Polar ice can be found at the most extreme points of our planet: the Arctic, home to the often mythologised North Pole, and the southernmost point of all, the glacial and largely uninhabited continent of Antarctica.
These frozen landscapes are home to animals that we see nowhere else on earth: from minke whales to chinstrap penguins, our polar regions are a veritable wonderland of unique life forms. Those of us lucky enough to visit might catch a glimpse of this world from sailing boats as we cut a swathe through the icy waters of the Arctic north or, at the opposite end of the Earth, alongside the majestic ice sheet that makes up Antarctica.
Antarctica is made up of the largest single mass of ice on Earth, covering 14 million square kilometres in the midst of the Southern Ocean. At the South Pole, the average winter temperature is -49 degrees.
It’s hardly a secret that massive threats to this delicate environment exist. Currently around 10% of the Earth’s surface is covered by ice, although this is decreasing at an alarming rate. In fact, the polar ice caps are now melting six times faster than they were in the 1990s, with 6.4 trillion tonnes of ice being lost from Greenland and Antarctica alone between 1992 and 2017. With their home habitats diminishing, the animals that reside here are the first to feel the brunt of human-made changes to this most precarious of landscapes.
- Temperatures below freezing
- Long winters
- Ice caps
- Low levels of biodiversity
- Little precipitation
- Ice sheets
The melting of polar ice caps and glaciers is well documented, and possibly the most prominent example of climate change in action. The warming of the sea around the poles causes increases in weather events such as typhoons and hurricanes, and can increase coastal erosion. Flooding and destruction of polar habitats are also consequences of this, with estimates saying that 400 million people could be at risk of flooding by the end of the current century.

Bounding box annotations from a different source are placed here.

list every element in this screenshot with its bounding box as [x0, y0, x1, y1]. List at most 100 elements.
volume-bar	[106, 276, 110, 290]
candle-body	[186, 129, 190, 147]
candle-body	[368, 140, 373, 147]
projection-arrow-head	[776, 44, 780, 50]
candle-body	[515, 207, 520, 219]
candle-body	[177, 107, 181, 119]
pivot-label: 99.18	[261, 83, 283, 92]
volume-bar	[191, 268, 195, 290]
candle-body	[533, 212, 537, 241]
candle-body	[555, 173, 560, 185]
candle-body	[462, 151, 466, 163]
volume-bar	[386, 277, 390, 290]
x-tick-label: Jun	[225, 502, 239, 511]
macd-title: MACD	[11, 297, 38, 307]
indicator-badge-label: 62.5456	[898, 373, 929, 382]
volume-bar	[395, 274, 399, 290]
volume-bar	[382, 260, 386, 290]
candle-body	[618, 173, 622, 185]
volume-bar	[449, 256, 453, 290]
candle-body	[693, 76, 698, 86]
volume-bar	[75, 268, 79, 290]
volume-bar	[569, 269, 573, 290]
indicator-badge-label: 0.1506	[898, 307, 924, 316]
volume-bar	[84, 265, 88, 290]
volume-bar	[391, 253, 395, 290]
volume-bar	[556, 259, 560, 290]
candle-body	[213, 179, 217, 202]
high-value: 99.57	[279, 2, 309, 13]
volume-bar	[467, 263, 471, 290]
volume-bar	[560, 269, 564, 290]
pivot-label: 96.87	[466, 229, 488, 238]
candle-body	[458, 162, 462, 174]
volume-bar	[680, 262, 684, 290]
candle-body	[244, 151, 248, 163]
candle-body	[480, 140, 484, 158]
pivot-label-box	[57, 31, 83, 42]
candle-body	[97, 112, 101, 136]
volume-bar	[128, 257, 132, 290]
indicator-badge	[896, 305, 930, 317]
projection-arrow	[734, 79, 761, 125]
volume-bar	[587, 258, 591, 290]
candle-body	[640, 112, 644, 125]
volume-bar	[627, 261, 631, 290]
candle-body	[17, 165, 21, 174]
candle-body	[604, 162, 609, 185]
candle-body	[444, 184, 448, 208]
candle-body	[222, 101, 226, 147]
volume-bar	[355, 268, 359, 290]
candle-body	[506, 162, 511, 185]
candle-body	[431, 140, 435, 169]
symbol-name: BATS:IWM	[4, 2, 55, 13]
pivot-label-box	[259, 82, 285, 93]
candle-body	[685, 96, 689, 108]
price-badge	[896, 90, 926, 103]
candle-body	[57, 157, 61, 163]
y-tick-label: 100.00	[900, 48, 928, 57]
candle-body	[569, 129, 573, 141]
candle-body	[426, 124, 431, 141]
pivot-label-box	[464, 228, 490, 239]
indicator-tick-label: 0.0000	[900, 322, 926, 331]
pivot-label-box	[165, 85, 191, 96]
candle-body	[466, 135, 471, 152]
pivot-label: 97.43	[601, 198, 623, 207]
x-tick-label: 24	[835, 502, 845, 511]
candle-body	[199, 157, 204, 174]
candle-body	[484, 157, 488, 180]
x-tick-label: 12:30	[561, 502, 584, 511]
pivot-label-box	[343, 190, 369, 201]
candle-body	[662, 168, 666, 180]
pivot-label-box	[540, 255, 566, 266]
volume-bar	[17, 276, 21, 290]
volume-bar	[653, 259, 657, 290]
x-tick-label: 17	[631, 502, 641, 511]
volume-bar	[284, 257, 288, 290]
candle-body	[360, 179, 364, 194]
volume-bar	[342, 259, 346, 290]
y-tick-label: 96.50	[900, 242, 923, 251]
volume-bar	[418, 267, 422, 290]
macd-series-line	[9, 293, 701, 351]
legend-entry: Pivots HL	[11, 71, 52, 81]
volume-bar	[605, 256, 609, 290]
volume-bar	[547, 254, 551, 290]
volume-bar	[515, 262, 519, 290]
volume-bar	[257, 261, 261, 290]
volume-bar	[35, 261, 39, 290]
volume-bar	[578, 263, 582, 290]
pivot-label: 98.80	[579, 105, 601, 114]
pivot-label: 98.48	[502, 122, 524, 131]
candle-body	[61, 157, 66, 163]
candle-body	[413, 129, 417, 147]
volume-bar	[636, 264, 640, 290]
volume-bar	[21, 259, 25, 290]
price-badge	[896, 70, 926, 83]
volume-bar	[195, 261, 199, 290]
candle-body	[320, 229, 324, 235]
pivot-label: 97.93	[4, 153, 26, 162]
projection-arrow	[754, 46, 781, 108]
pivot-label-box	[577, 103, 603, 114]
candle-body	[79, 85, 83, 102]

Other threats to these regions include increased pollution and overfishing. As their natural habitat in the Arctic melts, polar bears in Russia are increasingly being forced towards nearby towns in search of food, which has the potential to cause conflict with human inhabitants.
For those planning a trip to the Arctic Circle, another world awaits. Exploring this part of the world might include walking on glaciers, camping out to try and spot the Aurora Borealis, dog or husky sledding, cross-country skiing, snowmobiling, kayaking, sailing, hiking, snowshoeing and even taking a helicopter ride over the ice.
Many will visit the Arctic with wildlife watching in mind, and there are few better places on Earth from which to do it. Many visitors will spend time whale watching and polar bear spotting, as well as taking the opportunity to seek out seals, walrus and Arctic seabirds in their natural environment.
Unlike the Arctic, trips to Antarctica always need to be organised via a tour company. Tours will always be by boat, and activities could include taking a kayak to try and spot whales and dolphins, disembarking to visit penguins, and camping, scuba diving, or even (if you dare) taking an icy plunge into the water.
The stunning ice caps and expansive seas of our polar regions will be a familiar sight, even if only from photographs. Key areas of natural beauty within the Arctic include Prince Leopold Island in Nunavut, Canada; Svalbard, found in the Arctic Circle between Norway and the North Pole, and the Northwest Passage, which explorers searched for for three centuries before it was discovered. The Aurora Borealis is also often a highlight of trips to this region. In Antarctica, Drake Passage, the South Shetland Islands, Blood Falls, and the Lemaire Channel are all locations of note.
Polar regions are home to whales, seals and snowy owls, with five species of penguin found in the Antarctic and 19 subpopulations of polar bear in the Arctic. Other animals found in the Arctic include reindeer, narwhal, walrus, Arctic and snowshoe hare, Arctic fox, wolverine and Atlantic puffin. Birds including the sheathbill, snow petrel, kelp gull and south polar skua call the Antarctic home.
Because of the harsh conditions, there is very little plant life in polar regions. Algae, lichen and moss can survive here, but few other plants have adapted for this level of cold.
Areas that make up the Arctic include parts of Canada, Alaska, Greenland, Iceland, Finland, Sweden, Norway and Russia. The continent of Antarctica, on the other hand, has no countries within it - rather, it is a mass of ice that is mostly uninhabited and used by various countries for research purposes.